Tax reform presents Republicans with extremely similar traps to the ones they did not see coming on healthcare.

In particular, a White House official told Axios the president will call to end “the special interest loopholes that have only benefited the wealthy and powerful few” so the president can pay for tax cuts.

That sounds good in the abstract. So did “insurance for everyone” that is “much less expensive and much better.”

We shouldn’t forget he made a populist sale of his healthcare plan, too – and it stopped working once Congress started having to put detail of the plan into legislative text.

Another populist promise that can’t be met
What does the president mean by “special interest loopholes” that he can close to pay for tax cuts?
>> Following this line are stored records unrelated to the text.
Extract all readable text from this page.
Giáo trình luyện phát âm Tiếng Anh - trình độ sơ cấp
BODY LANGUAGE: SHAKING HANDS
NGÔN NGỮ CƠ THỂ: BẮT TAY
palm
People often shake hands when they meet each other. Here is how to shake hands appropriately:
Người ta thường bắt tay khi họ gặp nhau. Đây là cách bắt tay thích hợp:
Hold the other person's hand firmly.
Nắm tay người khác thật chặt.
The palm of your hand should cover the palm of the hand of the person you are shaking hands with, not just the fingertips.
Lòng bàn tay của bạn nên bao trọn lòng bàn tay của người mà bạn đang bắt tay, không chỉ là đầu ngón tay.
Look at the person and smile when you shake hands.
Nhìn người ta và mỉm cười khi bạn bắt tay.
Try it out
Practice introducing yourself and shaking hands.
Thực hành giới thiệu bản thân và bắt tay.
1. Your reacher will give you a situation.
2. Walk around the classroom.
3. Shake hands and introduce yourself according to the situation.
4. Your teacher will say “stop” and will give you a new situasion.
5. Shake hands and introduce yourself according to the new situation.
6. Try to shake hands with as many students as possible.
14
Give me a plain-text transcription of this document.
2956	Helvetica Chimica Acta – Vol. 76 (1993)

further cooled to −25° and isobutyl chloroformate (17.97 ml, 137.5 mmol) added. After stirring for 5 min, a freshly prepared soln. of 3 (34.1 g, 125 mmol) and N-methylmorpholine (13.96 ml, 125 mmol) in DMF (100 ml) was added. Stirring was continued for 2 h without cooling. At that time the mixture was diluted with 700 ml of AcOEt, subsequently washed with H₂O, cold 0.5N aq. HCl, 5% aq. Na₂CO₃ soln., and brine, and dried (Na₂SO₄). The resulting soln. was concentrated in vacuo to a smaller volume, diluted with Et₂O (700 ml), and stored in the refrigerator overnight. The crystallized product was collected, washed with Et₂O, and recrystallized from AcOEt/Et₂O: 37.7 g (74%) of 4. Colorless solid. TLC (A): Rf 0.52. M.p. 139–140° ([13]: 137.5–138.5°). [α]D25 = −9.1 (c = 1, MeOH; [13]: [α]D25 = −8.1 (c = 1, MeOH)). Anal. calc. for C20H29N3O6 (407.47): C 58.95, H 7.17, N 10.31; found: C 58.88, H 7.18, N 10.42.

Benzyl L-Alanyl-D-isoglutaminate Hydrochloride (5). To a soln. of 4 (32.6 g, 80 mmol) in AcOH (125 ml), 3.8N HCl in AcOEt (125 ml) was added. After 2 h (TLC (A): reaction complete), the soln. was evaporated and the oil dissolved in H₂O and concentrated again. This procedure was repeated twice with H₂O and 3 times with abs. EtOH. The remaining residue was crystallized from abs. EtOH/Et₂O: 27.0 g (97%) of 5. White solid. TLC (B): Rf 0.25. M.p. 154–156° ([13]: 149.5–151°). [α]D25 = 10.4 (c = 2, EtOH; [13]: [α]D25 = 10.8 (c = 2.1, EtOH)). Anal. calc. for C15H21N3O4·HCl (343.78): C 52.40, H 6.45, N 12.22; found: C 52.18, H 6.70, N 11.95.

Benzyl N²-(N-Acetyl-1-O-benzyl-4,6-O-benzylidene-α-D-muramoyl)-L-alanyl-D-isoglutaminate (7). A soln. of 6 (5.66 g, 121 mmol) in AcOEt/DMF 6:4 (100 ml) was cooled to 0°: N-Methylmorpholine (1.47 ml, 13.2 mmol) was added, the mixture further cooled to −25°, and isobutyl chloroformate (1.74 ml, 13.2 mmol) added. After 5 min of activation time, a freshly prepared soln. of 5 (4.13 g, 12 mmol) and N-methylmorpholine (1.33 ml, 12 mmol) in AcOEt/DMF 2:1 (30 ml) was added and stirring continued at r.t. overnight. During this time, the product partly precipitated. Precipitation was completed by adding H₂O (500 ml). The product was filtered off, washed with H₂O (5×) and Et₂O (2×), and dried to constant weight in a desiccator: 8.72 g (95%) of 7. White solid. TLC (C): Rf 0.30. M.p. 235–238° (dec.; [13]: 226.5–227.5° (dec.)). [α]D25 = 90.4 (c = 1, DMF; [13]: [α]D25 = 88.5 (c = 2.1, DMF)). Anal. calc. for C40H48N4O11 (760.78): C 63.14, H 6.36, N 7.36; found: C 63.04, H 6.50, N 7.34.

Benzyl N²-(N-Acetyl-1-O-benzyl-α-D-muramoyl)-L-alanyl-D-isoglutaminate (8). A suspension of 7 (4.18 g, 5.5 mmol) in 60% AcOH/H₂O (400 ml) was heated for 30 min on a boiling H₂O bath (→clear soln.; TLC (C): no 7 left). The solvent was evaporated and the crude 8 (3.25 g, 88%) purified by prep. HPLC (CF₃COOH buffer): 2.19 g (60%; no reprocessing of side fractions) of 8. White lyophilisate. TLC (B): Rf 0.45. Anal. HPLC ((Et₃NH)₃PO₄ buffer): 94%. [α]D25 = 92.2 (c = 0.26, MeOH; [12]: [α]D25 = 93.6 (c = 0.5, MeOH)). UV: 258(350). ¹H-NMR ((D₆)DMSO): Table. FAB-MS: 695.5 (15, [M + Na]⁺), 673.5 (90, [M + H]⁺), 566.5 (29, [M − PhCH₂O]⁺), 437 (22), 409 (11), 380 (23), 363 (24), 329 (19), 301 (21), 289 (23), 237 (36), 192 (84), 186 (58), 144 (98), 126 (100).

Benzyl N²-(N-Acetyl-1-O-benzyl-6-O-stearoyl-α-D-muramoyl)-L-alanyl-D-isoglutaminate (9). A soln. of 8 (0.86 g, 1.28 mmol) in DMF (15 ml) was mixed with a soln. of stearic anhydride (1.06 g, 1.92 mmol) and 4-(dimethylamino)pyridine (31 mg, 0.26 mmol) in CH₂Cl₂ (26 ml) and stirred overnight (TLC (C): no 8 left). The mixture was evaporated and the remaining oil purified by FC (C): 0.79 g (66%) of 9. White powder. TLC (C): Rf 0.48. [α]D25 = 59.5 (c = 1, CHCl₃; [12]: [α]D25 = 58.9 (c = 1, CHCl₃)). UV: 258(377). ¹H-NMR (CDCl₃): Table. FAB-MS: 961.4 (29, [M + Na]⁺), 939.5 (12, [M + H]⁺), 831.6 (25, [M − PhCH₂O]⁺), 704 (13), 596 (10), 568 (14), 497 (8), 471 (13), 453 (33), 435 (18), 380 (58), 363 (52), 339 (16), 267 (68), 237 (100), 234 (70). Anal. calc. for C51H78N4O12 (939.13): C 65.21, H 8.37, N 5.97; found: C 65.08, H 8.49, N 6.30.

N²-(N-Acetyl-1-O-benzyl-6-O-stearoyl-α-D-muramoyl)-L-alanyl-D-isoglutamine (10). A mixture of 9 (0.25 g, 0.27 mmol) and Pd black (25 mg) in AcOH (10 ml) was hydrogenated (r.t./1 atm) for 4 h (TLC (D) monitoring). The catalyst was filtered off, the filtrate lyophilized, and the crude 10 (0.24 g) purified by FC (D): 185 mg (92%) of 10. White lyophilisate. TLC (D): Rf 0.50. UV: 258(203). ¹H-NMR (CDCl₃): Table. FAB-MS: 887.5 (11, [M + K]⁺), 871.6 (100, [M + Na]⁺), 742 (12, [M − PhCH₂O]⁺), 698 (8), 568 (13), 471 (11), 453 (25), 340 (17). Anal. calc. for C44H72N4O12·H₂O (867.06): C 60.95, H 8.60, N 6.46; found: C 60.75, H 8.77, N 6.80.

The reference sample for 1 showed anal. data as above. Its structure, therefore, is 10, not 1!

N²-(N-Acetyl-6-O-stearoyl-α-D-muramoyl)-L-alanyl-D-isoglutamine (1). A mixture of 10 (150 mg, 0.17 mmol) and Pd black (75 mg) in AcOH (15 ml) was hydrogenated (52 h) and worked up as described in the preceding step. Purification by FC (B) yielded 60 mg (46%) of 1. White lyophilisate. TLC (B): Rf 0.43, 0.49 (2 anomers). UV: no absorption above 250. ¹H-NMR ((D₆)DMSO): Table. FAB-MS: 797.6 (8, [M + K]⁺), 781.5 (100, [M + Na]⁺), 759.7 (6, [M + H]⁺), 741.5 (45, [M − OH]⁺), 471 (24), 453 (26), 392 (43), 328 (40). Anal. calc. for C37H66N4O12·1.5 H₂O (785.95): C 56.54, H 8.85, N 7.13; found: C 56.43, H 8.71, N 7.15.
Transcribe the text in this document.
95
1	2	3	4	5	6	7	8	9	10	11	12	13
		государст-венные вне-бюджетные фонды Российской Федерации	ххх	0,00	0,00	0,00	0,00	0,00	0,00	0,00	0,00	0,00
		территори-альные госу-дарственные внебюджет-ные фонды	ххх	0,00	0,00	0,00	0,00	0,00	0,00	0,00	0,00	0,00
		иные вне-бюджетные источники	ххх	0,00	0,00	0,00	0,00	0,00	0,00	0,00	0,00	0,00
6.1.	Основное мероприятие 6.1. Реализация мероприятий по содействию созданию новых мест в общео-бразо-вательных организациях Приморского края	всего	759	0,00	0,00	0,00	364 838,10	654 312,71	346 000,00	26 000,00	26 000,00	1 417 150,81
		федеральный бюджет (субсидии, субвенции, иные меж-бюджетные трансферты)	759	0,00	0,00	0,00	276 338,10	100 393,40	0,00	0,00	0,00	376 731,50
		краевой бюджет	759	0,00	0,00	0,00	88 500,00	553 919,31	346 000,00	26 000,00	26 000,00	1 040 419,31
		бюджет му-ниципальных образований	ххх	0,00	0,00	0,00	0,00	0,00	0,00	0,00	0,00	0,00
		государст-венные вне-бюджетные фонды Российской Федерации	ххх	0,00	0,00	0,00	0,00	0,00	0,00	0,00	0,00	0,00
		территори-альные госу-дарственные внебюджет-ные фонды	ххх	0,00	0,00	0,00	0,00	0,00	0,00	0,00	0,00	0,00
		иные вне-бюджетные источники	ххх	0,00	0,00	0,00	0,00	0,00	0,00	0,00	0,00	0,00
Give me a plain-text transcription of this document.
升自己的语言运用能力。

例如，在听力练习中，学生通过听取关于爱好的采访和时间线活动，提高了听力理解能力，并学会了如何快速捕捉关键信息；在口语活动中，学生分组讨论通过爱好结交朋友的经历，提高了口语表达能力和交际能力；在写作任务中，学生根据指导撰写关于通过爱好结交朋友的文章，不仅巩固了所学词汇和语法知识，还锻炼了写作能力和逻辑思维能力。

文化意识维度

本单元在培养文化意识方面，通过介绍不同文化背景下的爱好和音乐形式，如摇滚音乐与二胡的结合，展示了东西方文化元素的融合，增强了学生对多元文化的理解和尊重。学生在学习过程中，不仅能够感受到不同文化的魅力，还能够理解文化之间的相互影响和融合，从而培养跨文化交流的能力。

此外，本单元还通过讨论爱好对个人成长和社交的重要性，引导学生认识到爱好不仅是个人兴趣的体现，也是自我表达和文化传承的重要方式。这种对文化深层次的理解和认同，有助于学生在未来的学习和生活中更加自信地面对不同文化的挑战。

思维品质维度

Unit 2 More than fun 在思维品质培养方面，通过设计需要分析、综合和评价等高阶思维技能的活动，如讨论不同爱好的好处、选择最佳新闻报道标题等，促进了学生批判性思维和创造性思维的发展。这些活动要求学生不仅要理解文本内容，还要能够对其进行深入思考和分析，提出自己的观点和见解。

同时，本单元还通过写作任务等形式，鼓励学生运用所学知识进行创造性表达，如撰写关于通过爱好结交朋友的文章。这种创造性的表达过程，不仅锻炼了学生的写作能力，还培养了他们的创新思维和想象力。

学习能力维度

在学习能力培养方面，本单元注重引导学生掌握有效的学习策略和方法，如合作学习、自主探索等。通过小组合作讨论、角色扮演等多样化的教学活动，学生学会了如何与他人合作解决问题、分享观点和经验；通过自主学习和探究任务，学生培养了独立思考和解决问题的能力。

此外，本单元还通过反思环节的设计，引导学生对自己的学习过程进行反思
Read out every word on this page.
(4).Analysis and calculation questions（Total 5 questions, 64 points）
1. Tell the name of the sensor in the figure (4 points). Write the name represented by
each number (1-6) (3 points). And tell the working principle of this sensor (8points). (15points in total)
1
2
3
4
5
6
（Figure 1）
“Among possible deductions that the White House could support eliminating are those for the use of electric cars, historic preservation and fashioning a ranch into a cattle-breeding facility,” Politico reports .

Of course, those deductions are tiny and scrapping them would barely raise any revenue for cutting rates.

If a deduction is big enough to matter, it will have a powerful lobby fighting to keep it. And if the deduction is in the individual tax code, a lot of regular taxpayers who use it will bristle at the idea that they are a “special interest” or among “the wealthy and powerful few.”

In April, top White House adviser Gary Cohn and Treasury Secretary Steven Mnuchin talked about eliminating all itemized deductions in the personal income tax except those for mortgage interest and charitable deductions.
So who would lose out if these deductions get eliminated? What “special interests” get their oxen gored under this proposal? Well, let’s look at this handy table from the Tax Policy Center that outlines the 13 largest federal tax expenditures for 2016. (A “tax expenditure” is revenue the federal government foregoes by choosing not to tax a certain kind of income, or taxing it at a preferential rate.)

This list underscores the surprisingly narrow scope even of the White House’s opening bid on tax reform, before the special interests swarm in to protect the deductions they use. Amazingly, at least 11 of the 13 items on TPC’s list would be untouched by Mnuchin and Cohn’s proposal.